In the exhortation he is encouraging us not only to pray but to be persistent in prayer.  Again, if we go back to the parallel passage in Luke, this is the immediate context.  There, our Lord has just finished giving us the parable of the importunate friend.  With this in mind, he exhorts his disciples to ask, seek, and knock.  All three of these words are in the present tense, indicating ongoing action.  Be asking, be seeking, be knocking.  It is what our Lord was inculcating in Luke 18:1, ff and the parable of the importunate widow.  It is what the apostle Paul had in mind when he wrote, “Pray without ceasing” (1 Thess. 5:17).

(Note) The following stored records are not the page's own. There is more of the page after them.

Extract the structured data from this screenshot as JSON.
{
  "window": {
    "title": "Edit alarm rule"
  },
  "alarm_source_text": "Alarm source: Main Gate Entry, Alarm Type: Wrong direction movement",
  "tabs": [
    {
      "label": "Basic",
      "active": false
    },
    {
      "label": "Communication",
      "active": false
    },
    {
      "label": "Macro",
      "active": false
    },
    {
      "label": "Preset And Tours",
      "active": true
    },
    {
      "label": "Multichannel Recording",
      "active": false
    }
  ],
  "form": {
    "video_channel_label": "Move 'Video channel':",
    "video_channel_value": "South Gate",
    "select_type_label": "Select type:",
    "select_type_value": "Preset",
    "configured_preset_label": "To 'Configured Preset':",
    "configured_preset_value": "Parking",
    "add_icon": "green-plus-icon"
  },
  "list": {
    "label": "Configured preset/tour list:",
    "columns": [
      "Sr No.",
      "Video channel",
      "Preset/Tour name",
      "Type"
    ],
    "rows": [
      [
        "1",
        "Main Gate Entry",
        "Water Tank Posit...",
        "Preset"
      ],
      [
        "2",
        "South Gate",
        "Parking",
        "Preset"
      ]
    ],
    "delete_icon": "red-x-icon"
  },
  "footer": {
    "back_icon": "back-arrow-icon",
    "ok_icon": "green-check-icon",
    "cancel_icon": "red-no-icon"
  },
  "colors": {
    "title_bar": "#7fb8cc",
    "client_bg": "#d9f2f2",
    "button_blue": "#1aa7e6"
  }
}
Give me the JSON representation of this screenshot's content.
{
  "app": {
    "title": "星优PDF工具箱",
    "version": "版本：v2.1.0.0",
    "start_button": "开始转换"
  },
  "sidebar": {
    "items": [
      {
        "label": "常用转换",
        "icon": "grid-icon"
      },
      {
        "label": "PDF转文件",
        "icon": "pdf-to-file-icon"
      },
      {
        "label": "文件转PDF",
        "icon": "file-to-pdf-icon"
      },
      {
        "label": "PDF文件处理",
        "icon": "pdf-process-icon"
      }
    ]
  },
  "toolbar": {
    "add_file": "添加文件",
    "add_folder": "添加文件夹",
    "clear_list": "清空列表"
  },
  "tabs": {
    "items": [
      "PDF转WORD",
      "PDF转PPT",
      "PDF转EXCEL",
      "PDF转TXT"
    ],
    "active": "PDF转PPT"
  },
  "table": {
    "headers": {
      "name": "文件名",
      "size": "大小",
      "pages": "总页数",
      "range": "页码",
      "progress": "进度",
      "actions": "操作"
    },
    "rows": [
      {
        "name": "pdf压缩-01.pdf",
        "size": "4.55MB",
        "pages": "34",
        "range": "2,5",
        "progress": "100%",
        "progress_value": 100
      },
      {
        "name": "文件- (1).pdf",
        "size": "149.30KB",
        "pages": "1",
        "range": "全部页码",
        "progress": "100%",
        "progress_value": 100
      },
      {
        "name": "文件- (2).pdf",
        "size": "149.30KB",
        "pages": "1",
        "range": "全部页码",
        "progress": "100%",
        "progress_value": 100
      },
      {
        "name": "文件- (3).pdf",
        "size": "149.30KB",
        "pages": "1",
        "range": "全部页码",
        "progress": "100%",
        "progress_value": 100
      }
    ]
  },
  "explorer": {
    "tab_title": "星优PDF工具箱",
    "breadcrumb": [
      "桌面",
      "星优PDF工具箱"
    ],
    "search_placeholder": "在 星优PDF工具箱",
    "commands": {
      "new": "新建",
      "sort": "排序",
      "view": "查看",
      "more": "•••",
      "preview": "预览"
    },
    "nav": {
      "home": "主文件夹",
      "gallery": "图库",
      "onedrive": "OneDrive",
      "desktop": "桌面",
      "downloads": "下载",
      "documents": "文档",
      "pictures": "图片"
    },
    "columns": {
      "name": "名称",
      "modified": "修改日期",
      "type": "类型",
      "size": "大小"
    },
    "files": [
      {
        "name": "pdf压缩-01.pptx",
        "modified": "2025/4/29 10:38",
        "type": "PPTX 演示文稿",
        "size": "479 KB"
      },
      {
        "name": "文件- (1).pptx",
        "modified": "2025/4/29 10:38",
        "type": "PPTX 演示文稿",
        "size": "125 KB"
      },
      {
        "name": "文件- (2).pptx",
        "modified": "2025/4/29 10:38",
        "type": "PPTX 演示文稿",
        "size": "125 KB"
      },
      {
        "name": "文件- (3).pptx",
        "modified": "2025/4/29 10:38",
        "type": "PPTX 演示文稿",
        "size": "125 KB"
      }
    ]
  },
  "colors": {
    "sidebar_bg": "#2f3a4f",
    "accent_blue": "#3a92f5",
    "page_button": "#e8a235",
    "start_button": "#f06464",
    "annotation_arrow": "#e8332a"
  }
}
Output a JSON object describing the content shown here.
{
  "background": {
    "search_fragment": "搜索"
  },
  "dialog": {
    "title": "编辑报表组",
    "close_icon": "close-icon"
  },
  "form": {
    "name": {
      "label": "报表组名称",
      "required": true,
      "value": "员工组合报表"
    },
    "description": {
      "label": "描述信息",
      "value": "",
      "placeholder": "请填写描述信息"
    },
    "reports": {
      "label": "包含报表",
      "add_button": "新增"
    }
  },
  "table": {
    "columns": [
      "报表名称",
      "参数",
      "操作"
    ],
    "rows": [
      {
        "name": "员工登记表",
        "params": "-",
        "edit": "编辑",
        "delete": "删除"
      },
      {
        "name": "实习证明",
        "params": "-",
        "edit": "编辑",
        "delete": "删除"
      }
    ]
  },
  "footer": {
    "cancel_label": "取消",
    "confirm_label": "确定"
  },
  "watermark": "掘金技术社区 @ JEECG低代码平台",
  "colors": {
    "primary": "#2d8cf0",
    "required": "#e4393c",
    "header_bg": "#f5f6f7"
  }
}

Now clearly our Lord is not telling us to badger God.  Surely he does not want us to think that we shall be heard for our much speaking (cf. Mt. 6:7).  Rather, what he is encouraging is a life of prayer, an attitude of continual dependence upon God.  This is the only attitude that glorifies God.  We are so easily tempted to self-dependence and thus to self-exaltation.

This kind of persistent prayer not only characterizes a person whose trust is only in the Lord, but also a person who is intentional is his/her pursuit of God.  How is God honored by a lazy, half-hearted, prayer of formality?  He is not.  He is honored by those who hearts are zeroed in on the will of God for their lives and the lives of those around them.  He is honored by those who “make mention of the LORD . . . and give him no rest, till he establish, and till he make Jerusalem a praise in the earth” (Isa. 62:6-7). 

Thus, our prayers are not answered, not only because we are asking for the wrong things, or because we are asking for the right things for the wrong reasons, but because we don’t ask with the persistence, urgency, and intentionality that is consistent with a heart that depends solely upon the Lord.

Then comes this amazing promise in verse 8: “For every one that asketh receiveth; and he that seeketh findeth, and to him that knocketh it shall be opened.”  It is only in light of the previous considerations that we can properly appreciate and appropriate this precious promise.  And it is a promise from the Lord, which means that it cannot fail to be fulfilled. 

Why is it that we do not find our prayers more often fulfilled?  Might it not be that we simply are not praying for the right things?  Could it be that we are so worldly-minded and earth-bound that our prayers are simply off God’s radar?  Could it be that we are living lives whose main purpose is to get as much earthly security as possible?  Or are we willing in the light of Matthew 6:33, are we seeking first the kingdom of God?

You see, I think this is why these verses where introduced in the first place.  As you read through this sermon and you see the incredibly high standard that is raised for the followers of Christ, it makes you wonder how in the world it is possible to live this way.  And of course it is not possible in the strength of our own flesh.  We can only do it through Christ.  And so he reminds us of our absolute need of God’s grace and strength.  We need the Holy Spirit if we are to live a life that seeks first the kingdom of God.  And the promise is that if we seek such a heart and a life by praying for it from the Lord, we will receive God’s grace to live such a life and the consequent blessing that comes as a result of this kind of life.

Do you want to see God answer your prayers?  Then we must be willing to live the kind of life that is consistent with praying for the kind of blessings that God loves to bestow.  First of all, we have to be found in Christ.  The prayer of the wicked is an abomination to the Lord, and as long as we are without Christ, we are yet in our sins.  It is only in Christ that we find forgiveness and acceptance with God and are able to come boldly before the throne of grace that we may obtain mercy and find grace to help in time of need.  Then we need to live unto Christ.  Christ calls us to follow him, to take our cross.  If we would see supernatural answers to prayer we have to be willing to live supernaturally. 



[1] Autobiography of George Muller, edited by H. Lincoln Wayland (Baker: 1981), p. 115.